I later learned that I was part of the topic of conversation between Nacho and Antonio. Nacho explained to Antonio that I was not just another gringo intruder. Antonio nodded his approval and I was at least partially accepted in the community.
We ate our lone meal of the day around a small fire over which the women heated tortillas. Apart from squash and a little fruit, the main course consisted of tortillas and raw chiles. Huichols eat very sparingly, especially during special fiestas. An outsider would starve on the Huichol diet.
After we ate, Nacho motioned me to follow him over to the distant fiesta already in progress.
Many people were gathered in front of the main building. On a bench to one side, some older Huichols — whom I judged to be community elders — sat resplendent in their best fiesta finery. Pots of stew were boiling over a large wood fire in front of the building. Various household utensils were set close by the fire while the women bustled around preparing the fiesta meal.
Facing the main building, the community centre or meeting hall, was a lean-to and a large maize cache on stilts. The women and children clustered around another, smaller building off to one side. I sat with Juventino and another Huichol whom I did not know under the shade of the cache.
It was then that I got my first indication that not all the Huichols at Las Guyabas welcomed me. I heard a pitter-patter beside me and turned to see several small pebbles rolling past me.

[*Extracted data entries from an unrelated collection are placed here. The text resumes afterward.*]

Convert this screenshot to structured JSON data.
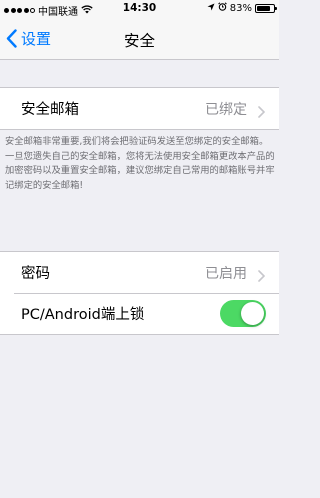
{
  "status_bar": {
    "carrier": "中国联通",
    "time": "14:30",
    "battery": "83%",
    "battery_level": 0.83
  },
  "nav": {
    "back_label": "设置",
    "title": "安全"
  },
  "email_row": {
    "label": "安全邮箱",
    "value": "已绑定"
  },
  "footnote": "安全邮箱非常重要,我们将会把验证码发送至您绑定的安全邮箱。一旦您遗失自己的安全邮箱，您将无法使用安全邮箱更改本产品的加密密码以及重置安全邮箱，建议您绑定自己常用的邮箱账号并牢记绑定的安全邮箱!",
  "password_row": {
    "label": "密码",
    "value": "已启用"
  },
  "lock_row": {
    "label": "PC/Android端上锁",
    "enabled": true
  },
  "colors": {
    "accent": "#007aff",
    "toggle_on": "#4cd964",
    "background": "#efeff4"
  }
}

I glanced up and saw several Huichol women sitting farther up the hill behind the cache. Since Huichol women seldom even speak to outsiders, male or female, I concluded that the gesture was not friendly. My impression was confirmed when the stranger beside us commented (in Spanish) that I, as a gringo, had no right to be at the Peyote Fiesta. I turned to Juventino and started talking about the yarn paintings we had sold together just before the start of the trip. The stranger then knew I was not there uninvited and he quickly moved off without another word.
The women and children remained more or less segregated from the men. Women’s Lib had not yet come to the Huichol Sierra, or so I thought until a very tall (for a Huichol) woman with yellow peyote symbols on her face offered me tejuino, a fermented maize beverage that takes five days to make. From her actions I concluded that she was a shamaness of some importance in the community.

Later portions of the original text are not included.